Specifically, American roots music, and music that should be unique to each production.
“It must support the emotions that are discovered by the actors through the rehearsal process," Robertson continues, remembering Shepard's notes. "That’s a pretty strong directive from the playwright to the designer.”
Given the play's themes, Robertson knew what kind of sound he wanted.
"It was important to me that there be a strong female voice come through in the music,” he says.
The voice he wanted was that of Kansas City songwriter Kasey Rausch.
“Sam Shepard obviously is an incredible writer, so it didn’t take long, once I started reading the script, to grasp where he was and what he was trying to express,” Rausch says.
Rausch is one half of The Country Duo, along with guitar player Marco Pascolini. Many of the sounds Robertson wanted, to underscore scenes or make transitions, he found in parts of songs already in The Country Duo's catalog. But after spending a few hours with Schultz and Robertson, they went into the studio to re-record everything to match his directions.
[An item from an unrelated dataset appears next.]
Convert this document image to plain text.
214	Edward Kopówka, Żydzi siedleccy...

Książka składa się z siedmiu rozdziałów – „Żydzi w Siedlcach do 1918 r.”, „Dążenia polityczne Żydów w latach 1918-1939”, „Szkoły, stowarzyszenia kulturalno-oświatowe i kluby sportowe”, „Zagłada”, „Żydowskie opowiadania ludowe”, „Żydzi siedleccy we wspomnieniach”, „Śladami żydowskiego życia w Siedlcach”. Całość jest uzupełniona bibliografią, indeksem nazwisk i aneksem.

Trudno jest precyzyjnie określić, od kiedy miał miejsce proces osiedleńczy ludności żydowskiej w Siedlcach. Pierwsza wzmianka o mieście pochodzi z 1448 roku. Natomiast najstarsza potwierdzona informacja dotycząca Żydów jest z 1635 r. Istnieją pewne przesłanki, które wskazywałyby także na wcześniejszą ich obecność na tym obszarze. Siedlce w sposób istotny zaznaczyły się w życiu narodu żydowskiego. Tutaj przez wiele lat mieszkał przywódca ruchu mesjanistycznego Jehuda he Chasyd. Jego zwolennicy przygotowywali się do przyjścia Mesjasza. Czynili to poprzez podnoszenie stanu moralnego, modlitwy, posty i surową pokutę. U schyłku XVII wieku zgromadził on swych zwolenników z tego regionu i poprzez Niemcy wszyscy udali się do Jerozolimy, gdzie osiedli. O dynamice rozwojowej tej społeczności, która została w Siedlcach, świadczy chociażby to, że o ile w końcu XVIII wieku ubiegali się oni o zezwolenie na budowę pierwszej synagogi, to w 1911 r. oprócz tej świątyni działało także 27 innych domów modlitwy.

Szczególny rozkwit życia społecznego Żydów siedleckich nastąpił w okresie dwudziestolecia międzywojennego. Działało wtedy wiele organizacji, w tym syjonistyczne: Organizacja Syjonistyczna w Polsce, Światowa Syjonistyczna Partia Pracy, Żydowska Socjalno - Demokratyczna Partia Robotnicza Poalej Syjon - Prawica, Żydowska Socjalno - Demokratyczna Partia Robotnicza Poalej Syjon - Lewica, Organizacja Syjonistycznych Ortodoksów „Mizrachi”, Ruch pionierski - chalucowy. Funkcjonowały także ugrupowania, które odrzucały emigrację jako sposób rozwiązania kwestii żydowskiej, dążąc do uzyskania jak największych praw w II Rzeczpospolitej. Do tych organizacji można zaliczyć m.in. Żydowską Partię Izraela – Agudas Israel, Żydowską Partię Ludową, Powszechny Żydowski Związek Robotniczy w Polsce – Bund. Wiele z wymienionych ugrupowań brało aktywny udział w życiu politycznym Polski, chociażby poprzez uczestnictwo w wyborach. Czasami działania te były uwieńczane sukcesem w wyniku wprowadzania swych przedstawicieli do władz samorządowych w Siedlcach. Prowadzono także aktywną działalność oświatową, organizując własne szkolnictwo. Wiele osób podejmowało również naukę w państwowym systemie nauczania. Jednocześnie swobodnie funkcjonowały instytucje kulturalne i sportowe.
“Marco is a great, great player. The sounds that he draws out of that pedal steel guitar, the tones he pulls out are so beautiful," Robertson says, "but at times I needed it to not be beautiful.”
"There were some scenes that he needed, wanted, some real build-up and energy and chaos, so we gave him that,” Pascolini remembers with a laugh. "Steel guitar is a really expressive instrument, so you can convey a lot."
This process resulted in something unanticipated, which Rausch describes as "kind of cosmic": a new song.
“Domestic violence is something so many people have experience with, including myself, so it hit home from the moment that I first started reading," Rausch says. “There was one song I had written several months ago. It hadn’t been recorded professionally yet. Once I dug into the script, I realized this song, ‘But I Do,’ kind of fit the play perfectly.”
“Kasey emailed me three days before the recording session and said, 'Take a listen. It's just an iPhone recording of me and my guitar. See if you think it’ll work for the play,'" Robertson says. "I listened to it, it was as if she must have read the script before she wrote it — but she didn’t."
“It was kind of on the back burner," Rausch says, "waiting for this play to come to fruition and come to life.”
"I felt honored to be the first one to track it,” says Robertson.
Except for a half-hour live set before the show on opening night, all of the music audiences will hear during is pre-recorded — Rausch and Pascolini have other gigs in the next few weeks, after all. But the sounds will be as close to live as is possible for recorded music, because they nailed it all on the first take, Robertson says.
“I want it to sound raw," he says, "like The Country Duo is there in the theater also.”
In a way, they will be: through their work, just like Shepard. And with a production of the play that brought a new song into the world, the Kansas City Actors Theatre didn’t just meet Shepard’s "There must be music" direction to sound designers. They honored his memory pretty well, too.
The Kansas City Actors Theatre's "A Lie of the Mind," through October 1 at the City Stage at Union Station, 30 West Pershing Road, Kansas City, Missouri, 64108. Tickets through the Central Ticket Office: 816-235-6222.